Tunisie : 15000 chasseurs à l'assaut d'un gibier qui se raréfie

Tunisie : 15000 chasseurs à l'assaut  d'un gibier qui se raréfie

Quinze mille chasseurs, dûment titulaires de leur permis, et au moins le double dans  l’« informel », retrouvent avec joie, dès le dimanche 4 octobre 2020, leur passion favorite. Battant champs et forêts, ils traquent un gibier certes de moins en moins fourni, mais diversifié. La saison 2020/2021 est scrupuleusement organisée par l’arrêté du ministre de l’Agriculture, de la Pêche maritime et des Ressources hydrauliques du 14 juillet 2020. Le coup d’envoi est donné avec la chasse au lièvre, à la perdrix, à la caille sédentaire, au pigeon biset et au ganga unibande (El khedra), mais aussi au sanglier. Il va falloir attendre jusqu’au 18 octobre pour les grives et étourneaux, le 25 du mois pour la bécassine, et le 1er novembre pour le pigeon ramier.

our plusieurs raisons, le nombre de chasseurs croît lentement à un taux de 4.3% en moyenne par an. C’est ainsi qu’il est passé à 14.629 chasseurs inscrits dans des associations régionales et 398 autres relevant de la chasse au faucon. Ce loisir reste par ailleurs quasi exclusivement masculin. Quelques dizaines de femmes seulement commencent à le pratiquer. Pour ce qui est du grand gibier, 2 343 sangliers sauvages ont été abattus durant la saison 2019/2020, contre 2 196 la saison d’avant, soit 240 de plus (10%).

La faune tunisienne est riche en espèces, malgré la taille du pays. On ne dénombre pas moins de 82 espèces mammifères terrestres, 395 espèces d’oiseaux, 65 espèces de reptiles et bactéries et 333 espèces de poissons.

La rentrée des chasseurs

Tels de petits écoliers qui préparent fébrilement leur rentrée scolaire, vérifiant leurs cartables, achetant les fournitures et sautillant de joie de retrouver le chemin de l’école, les chasseurs sont dans le même mental. Dès le mois de septembre, ils ont fait inspecter leurs fusils de chasse par leurs armuriers, demandé les réparations nécessaires et la peinture du bois, acheté leurs munitions, choisi de nouveaux équipements de chasse et préparé leurs plans de parties de chasse.

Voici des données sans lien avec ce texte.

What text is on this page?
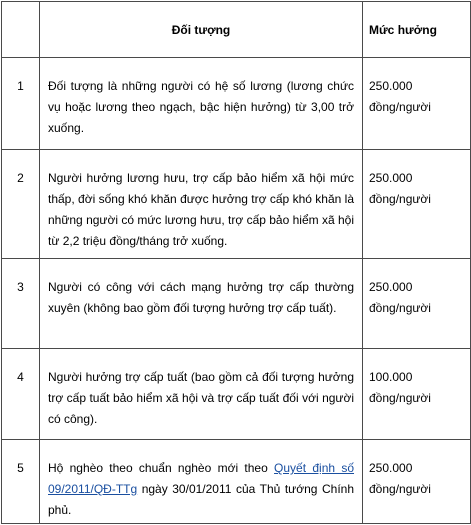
	Đối tượng	Mức hưởng
1	Đối tượng là những người có hệ số lương (lương chức vụ hoặc lương theo ngạch, bậc hiện hưởng) từ 3,00 trở xuống.	250.000 đồng/người
2	Người hưởng lương hưu, trợ cấp bảo hiểm xã hội mức thấp, đời sống khó khăn được hưởng trợ cấp khó khăn là những người có mức lương hưu, trợ cấp bảo hiểm xã hội từ 2,2 triệu đồng/tháng trở xuống.	250.000 đồng/người
3	Người có công với cách mạng hưởng trợ cấp thường xuyên (không bao gồm đối tượng hưởng trợ cấp tuất).	250.000 đồng/người
4	Người hưởng trợ cấp tuất (bao gồm cả đối tượng hưởng trợ cấp tuất bảo hiểm xã hội và trợ cấp tuất đối với người có công).	100.000 đồng/người
5	Hộ nghèo theo chuẩn nghèo mới theo Quyết định số 09/2011/QĐ-TTg ngày 30/01/2011 của Thủ tướng Chính phủ.	250.000 đồng/người
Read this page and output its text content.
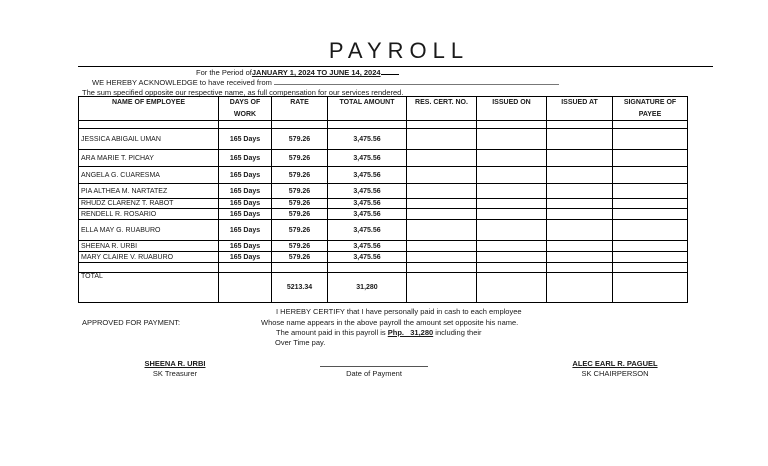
PAYROLL
For the Period ofJANUARY 1, 2024 TO JUNE 14, 2024
WE HEREBY ACKNOWLEDGE to have received from
The sum specified opposite our respective name, as full compensation for our services rendered.
NAME OF EMPLOYEE	DAYS OF WORK	RATE	TOTAL AMOUNT	RES. CERT. NO.	ISSUED ON	ISSUED AT	SIGNATURE OF PAYEE

JESSICA ABIGAIL UMAN	165 Days	579.26	3,475.56				
ARA MARIE T. PICHAY	165 Days	579.26	3,475.56				
ANGELA G. CUARESMA	165 Days	579.26	3,475.56				
PIA ALTHEA M. NARTATEZ	165 Days	579.26	3,475.56				
RHUDZ CLARENZ T. RABOT	165 Days	579.26	3,475.56				
RENDELL R. ROSARIO	165 Days	579.26	3,475.56				
ELLA MAY G. RUABURO	165 Days	579.26	3,475.56				
SHEENA R. URBI	165 Days	579.26	3,475.56				
MARY CLAIRE V. RUABURO	165 Days	579.26	3,475.56				

TOTAL		5213.34	31,280				
I HEREBY CERTIFY that I have personally paid in cash to each employee
APPROVED FOR PAYMENT:	Whose name appears in the above payroll the amount set opposite his name.
The amount paid in this payroll is Php.   31,280 including their
Over Time pay.
SHEENA R. URBI
SK Treasurer	Date of Payment
ALEC EARL R. PAGUEL
SK CHAIRPERSON
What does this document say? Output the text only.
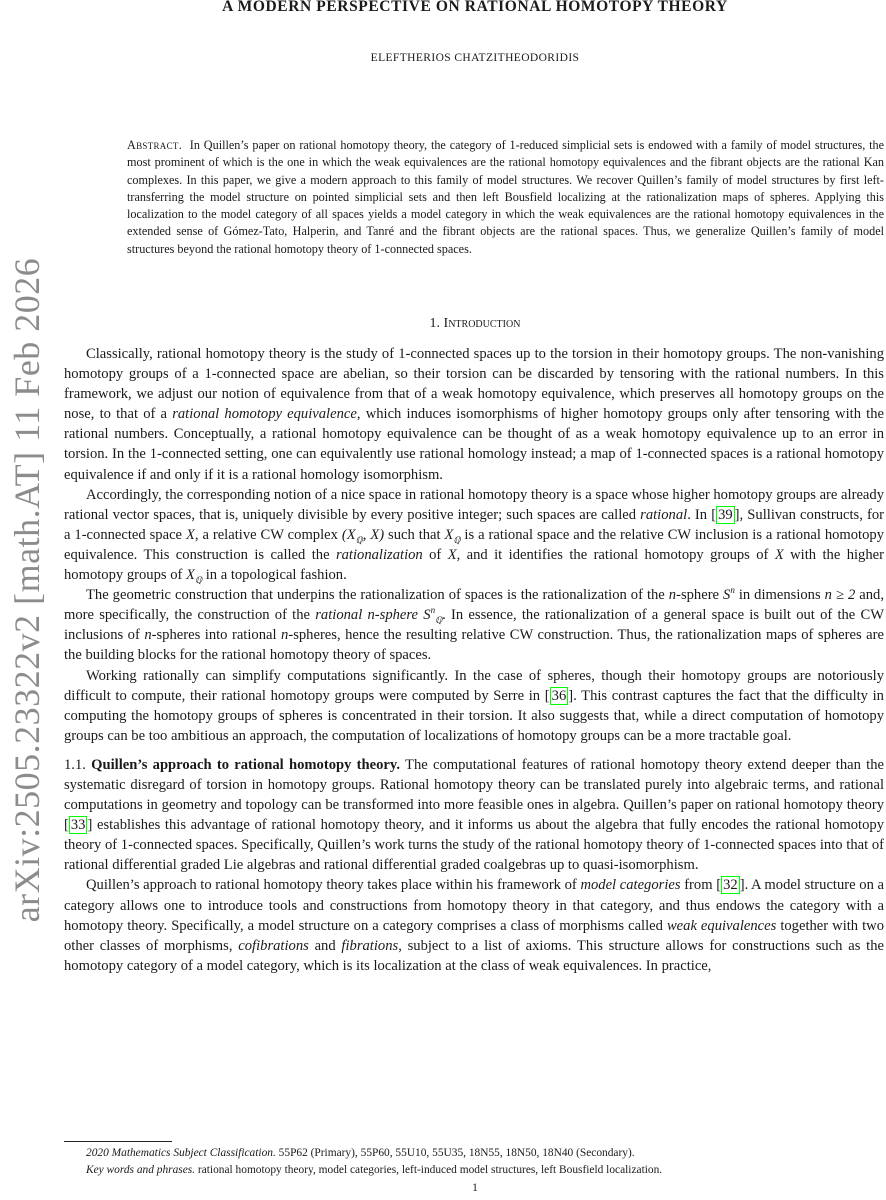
arXiv:2505.23322v2 [math.AT] 11 Feb 2026
A MODERN PERSPECTIVE ON RATIONAL HOMOTOPY THEORY
ELEFTHERIOS CHATZITHEODORIDIS
Abstract. In Quillen’s paper on rational homotopy theory, the category of 1-reduced simplicial sets is endowed with a family of model structures, the most prominent of which is the one in which the weak equivalences are the rational homotopy equivalences and the fibrant objects are the rational Kan complexes. In this paper, we give a modern approach to this family of model structures. We recover Quillen’s family of model structures by first left-transferring the model structure on pointed simplicial sets and then left Bousfield localizing at the rationalization maps of spheres. Applying this localization to the model category of all spaces yields a model category in which the weak equivalences are the rational homotopy equivalences in the extended sense of Gómez-Tato, Halperin, and Tanré and the fibrant objects are the rational spaces. Thus, we generalize Quillen’s family of model structures beyond the rational homotopy theory of 1-connected spaces.
1. Introduction

Classically, rational homotopy theory is the study of 1-connected spaces up to the torsion in their homotopy groups. The non-vanishing homotopy groups of a 1-connected space are abelian, so their torsion can be discarded by tensoring with the rational numbers. In this framework, we adjust our notion of equivalence from that of a weak homotopy equivalence, which preserves all homotopy groups on the nose, to that of a rational homotopy equivalence, which induces isomorphisms of higher homotopy groups only after tensoring with the rational numbers. Conceptually, a rational homotopy equivalence can be thought of as a weak homotopy equivalence up to an error in torsion. In the 1-connected setting, one can equivalently use rational homology instead; a map of 1-connected spaces is a rational homotopy equivalence if and only if it is a rational homology isomorphism.

Accordingly, the corresponding notion of a nice space in rational homotopy theory is a space whose higher homotopy groups are already rational vector spaces, that is, uniquely divisible by every positive integer; such spaces are called rational. In [ 39 ], Sullivan constructs, for a 1-connected space X, a relative CW complex ($X_ℚ$, X) such that $X_ℚ$ is a rational space and the relative CW inclusion is a rational homotopy equivalence. This construction is called the rationalization of X, and it identifies the rational homotopy groups of X with the higher homotopy groups of $X_ℚ$ in a topological fashion.

The geometric construction that underpins the rationalization of spaces is the rationalization of the n-sphere $S^n$ in dimensions n ≥ 2 and, more specifically, the construction of the rational n-sphere $S^n_ℚ$. In essence, the rationalization of a general space is built out of the CW inclusions of n-spheres into rational n-spheres, hence the resulting relative CW construction. Thus, the rationalization maps of spheres are the building blocks for the rational homotopy theory of spaces.

Working rationally can simplify computations significantly. In the case of spheres, though their homotopy groups are notoriously difficult to compute, their rational homotopy groups were computed by Serre in [ 36 ]. This contrast captures the fact that the difficulty in computing the homotopy groups of spheres is concentrated in their torsion. It also suggests that, while a direct computation of homotopy groups can be too ambitious an approach, the computation of localizations of homotopy groups can be a more tractable goal.

1.1. Quillen’s approach to rational homotopy theory. The computational features of rational homotopy theory extend deeper than the systematic disregard of torsion in homotopy groups. Rational homotopy theory can be translated purely into algebraic terms, and rational computations in geometry and topology can be transformed into more feasible ones in algebra. Quillen’s paper on rational homotopy theory [ 33 ] establishes this advantage of rational homotopy theory, and it informs us about the algebra that fully encodes the rational homotopy theory of 1-connected spaces. Specifically, Quillen’s work turns the study of the rational homotopy theory of 1-connected spaces into that of rational differential graded Lie algebras and rational differential graded coalgebras up to quasi-isomorphism.

Quillen’s approach to rational homotopy theory takes place within his framework of model categories from [ 32 ]. A model structure on a category allows one to introduce tools and constructions from homotopy theory in that category, and thus endows the category with a homotopy theory. Specifically, a model structure on a category comprises a class of morphisms called weak equivalences together with two other classes of morphisms, cofibrations and fibrations, subject to a list of axioms. This structure allows for constructions such as the homotopy category of a model category, which is its localization at the class of weak equivalences. In practice,

2020 Mathematics Subject Classification. 55P62 (Primary), 55P60, 55U10, 55U35, 18N55, 18N50, 18N40 (Secondary).
Key words and phrases. rational homotopy theory, model categories, left-induced model structures, left Bousfield localization.
1
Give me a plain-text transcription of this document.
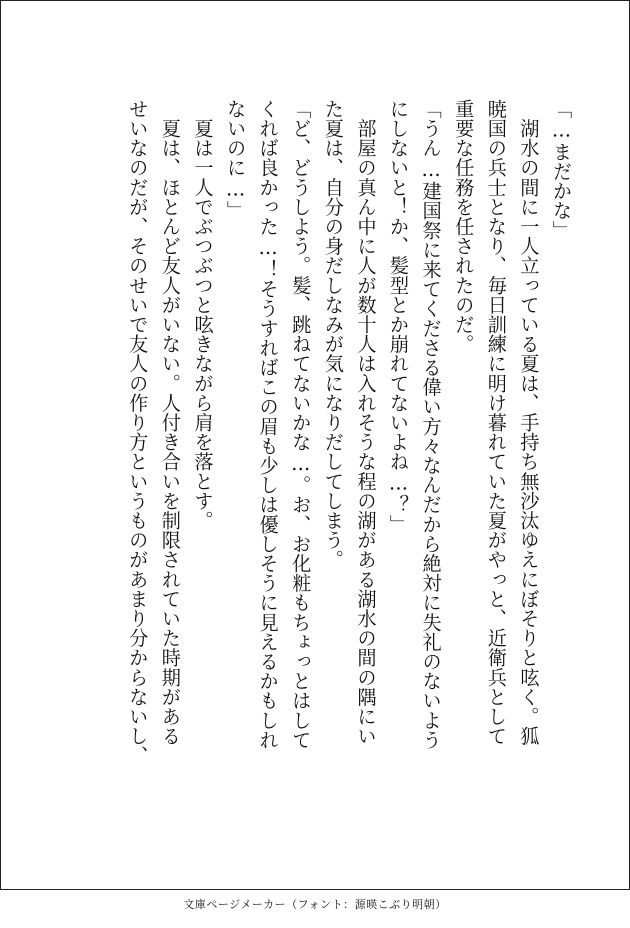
「…まだかな」
　湖水の間に一人立っている夏は、手持ち無沙汰ゆえにぼそりと呟く。狐
暁国の兵士となり、毎日訓練に明け暮れていた夏がやっと、近衛兵として
重要な任務を任されたのだ。
「うん…建国祭に来てくださる偉い方々なんだから絶対に失礼のないよう
にしないと！か、髪型とか崩れてないよね…？」
　部屋の真ん中に人が数十人は入れそうな程の湖がある湖水の間の隅にい
た夏は、自分の身だしなみが気になりだしてしまう。
「ど、どうしよう。髪、跳ねてないかな…。お、お化粧もちょっとはして
くれば良かった…！そうすればこの眉も少しは優しそうに見えるかもしれ
ないのに…」
　夏は一人でぶつぶつと呟きながら肩を落とす。
　夏は、ほとんど友人がいない。人付き合いを制限されていた時期がある
せいなのだが、そのせいで友人の作り方というものがあまり分からないし、
文庫ページメーカー（フォント：源暎こぶり明朝）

Depuis Tunis, nul besoin d’aller loin. Le Cap Bon, Zaghouan et le Nord sont giboyeux. Certains ont cependant leur propre rituel, et aussi des amis fidèles, pour l’ouverture de la saison, allant parfois loin, du côté de Sfax, de Sidi Bouzid, ou du Kairouanais. L’ambiance, festive, est enivrante. D’agréables journées les attendent. Commencées tôt aux aurores, elles se terminent souvent au coucher du soleil autour d’une superbe «guedra» pour savourer un délicieux repas. La chasse, cette pratique ancestrale dont les mosaïques tunisiennes rapportent des scènes hautes en couleur est à la fois un loisir ludique et attractif, une activité économique et touristique censée être lucrative et une source  alimentaire. Encadrée par la loi, qu’il s’agisse du code forestier et de divers autres textes, notamment en ce qui concerne le permis de chasse et celui du port d’armes, des autorisations diverses, et du régime spécifique au tourisme de chasse, elle ne manque pas de susciter revendications, d’un côté, et contestation de l’autre.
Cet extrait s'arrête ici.